Gebruik van bodemmaterialen (grondverzet)
Grondverzet is in Vlaanderen wettelijk geregeld door het VLAREBO. Hierin staan de regels die gevolgd moeten worden bij de uitvoering van de werken om de bodem te hergebruiken.
De regeling is nodig om te vermijden dat verontreinigde bodem opnieuw gebruikt zou worden. Op de eerste plaats is het milieu gebaat bij het vermijden van nieuwe bodemverontreiniging. Tegelijk beschermt de grondverzetsregeling u als ontvanger of gebruiker tegen de aanvoer van verontreinigde bodem. Immers, als u werken laat uitvoeren waarbij u de bodem van een andere plaats aanvoert naar uw eigen terrein, vindt u het
belangrijk dat deze bodem proper is.
Als bouwheer zorgt u dat de aannemer die de werken uitvoert over alle gegevens beschikt om de grondwerken wettelijk te kunnen uitvoeren. Als er een bodemonderzoek nodig is, laat u dat uitvoeren zodat een technisch verslag kan worden opgemaakt. Wanneer het gaat om een klein volume bodemmaterialen van minder dan 250m3, moet u enkel in uitzonderingsgevallen een bodemonderzoek laten uitvoeren. Bij grotere werken, waarbij het grondverzet meer dan 250m3 bedraagt, is een bodemonderzoek bijna altijd verplicht. Wanneer een bodemonderzoek verplicht is en u dus een technisch verslag moet opmaken vindt u hier.

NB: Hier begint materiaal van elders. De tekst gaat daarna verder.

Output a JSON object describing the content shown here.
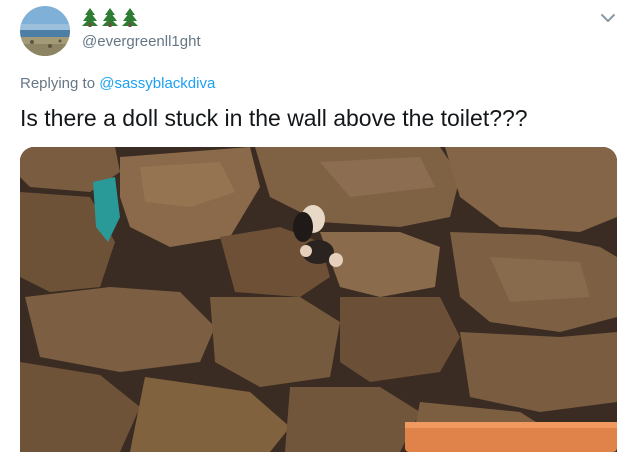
{
  "tweet": {
    "display_emojis": "🌲🌲🌲",
    "handle": "@evergreenll1ght",
    "replying_prefix": "Replying to ",
    "replying_to": "@sassyblackdiva",
    "text": "Is there a doll stuck in the wall above the toilet???"
  },
  "icons": {
    "avatar": "avatar-beach-landscape",
    "menu": "chevron-down-icon",
    "emoji": "evergreen-tree"
  },
  "colors": {
    "text": "#14171a",
    "secondary": "#657786",
    "link": "#1da1f2"
  }
}
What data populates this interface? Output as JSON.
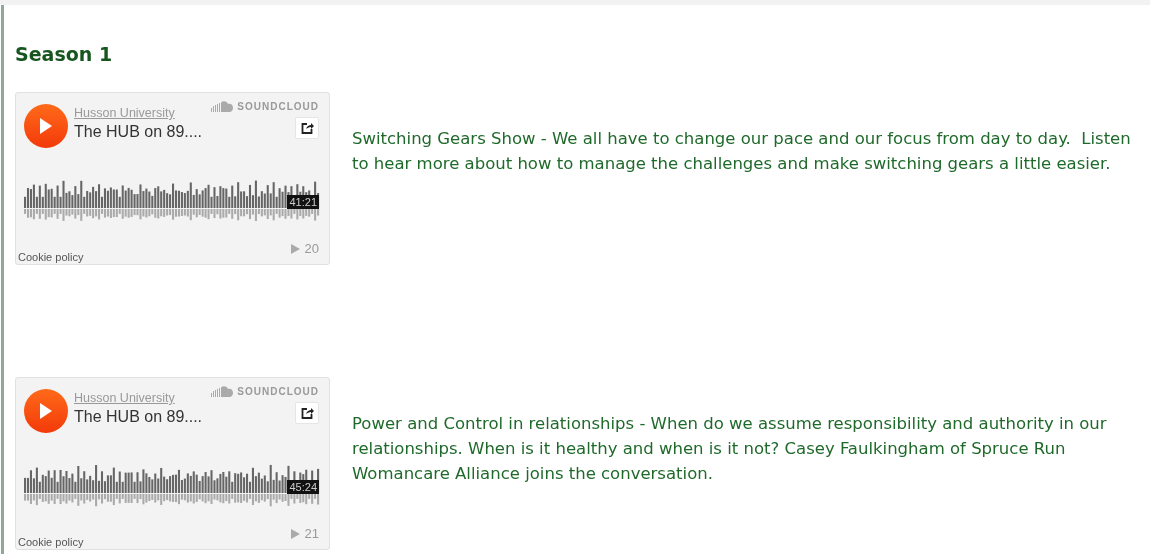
{
  "heading": "Season 1",
  "episodes": [
    {
      "player": {
        "artist": "Husson University",
        "title": "The HUB on 89....",
        "brand": "SOUNDCLOUD",
        "duration": "41:21",
        "plays": "20",
        "cookie": "Cookie policy"
      },
      "description": "Switching Gears Show - We all have to change our pace and our focus from day to day.  Listen to hear more about how to manage the challenges and make switching gears a little easier."
    },
    {
      "player": {
        "artist": "Husson University",
        "title": "The HUB on 89....",
        "brand": "SOUNDCLOUD",
        "duration": "45:24",
        "plays": "21",
        "cookie": "Cookie policy"
      },
      "description": "Power and Control in relationships - When do we assume responsibility and authority in our relationships. When is it healthy and when is it not? Casey Faulkingham of Spruce Run Womancare Alliance joins the conversation."
    }
  ]
}
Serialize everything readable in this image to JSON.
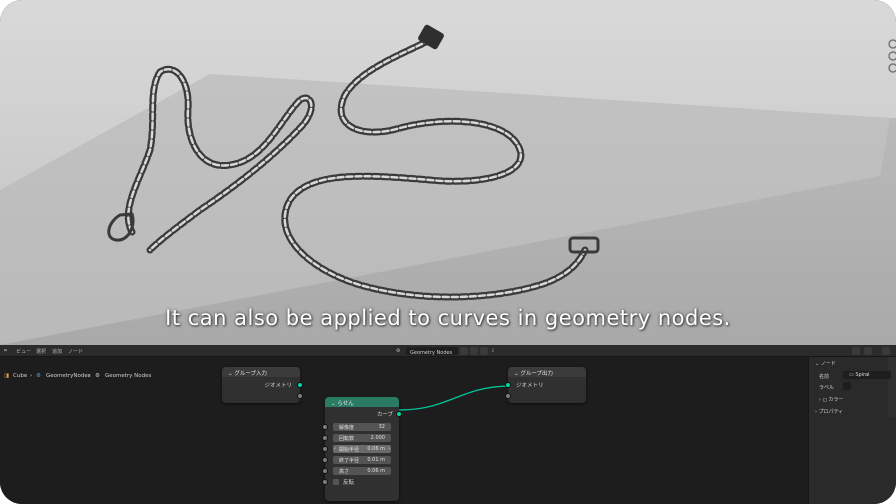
{
  "subtitle": "It can also be applied to curves in geometry nodes.",
  "editor": {
    "header": {
      "menus": [
        "ビュー",
        "選択",
        "追加",
        "ノード"
      ],
      "node_tree_name": "Geometry Nodes"
    },
    "breadcrumb": [
      "Cube",
      "GeometryNodes",
      "Geometry Nodes"
    ],
    "nodes": {
      "group_input": {
        "title": "グループ入力",
        "output": "ジオメトリ"
      },
      "spiral": {
        "title": "らせん",
        "output": "カーブ",
        "fields": [
          {
            "label": "解像度",
            "value": "32"
          },
          {
            "label": "回転数",
            "value": "2.000"
          },
          {
            "label": "開始半径",
            "value": "0.06 m"
          },
          {
            "label": "終了半径",
            "value": "0.01 m"
          },
          {
            "label": "高さ",
            "value": "0.06 m"
          }
        ],
        "checkbox": "反転"
      },
      "group_output": {
        "title": "グループ出力",
        "input": "ジオメトリ"
      }
    },
    "sidebar": {
      "panel_title": "ノード",
      "name_label": "名前",
      "name_value": "Spiral",
      "label_label": "ラベル",
      "color_label": "カラー",
      "properties_label": "プロパティ"
    }
  },
  "colors": {
    "node_header_group": "#3b3b3b",
    "node_header_spiral": "#2b7a62",
    "socket_geometry": "#00d6a3",
    "link": "#00c69a"
  }
}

Vervolgens kan de aannemer de werken uitvoeren en de bodemmaterialen afvoeren en hergebruiken. De aannemer die de bodem uitgraaft en afvoert moet de traceerbaarheidsprocedure van een bodembeheerorganisatie volgen. Die procedure zorgt ervoor dat de gebruikte bodemmaterialen voldoen aan de wettelijke eisen. De erkende bodembeheerorganisaties regelen het administratieve luik van de procedure. Meer informatie over de praktische regeling vind je op hun websites: Grondbank vzw en Grondwijzer vzw.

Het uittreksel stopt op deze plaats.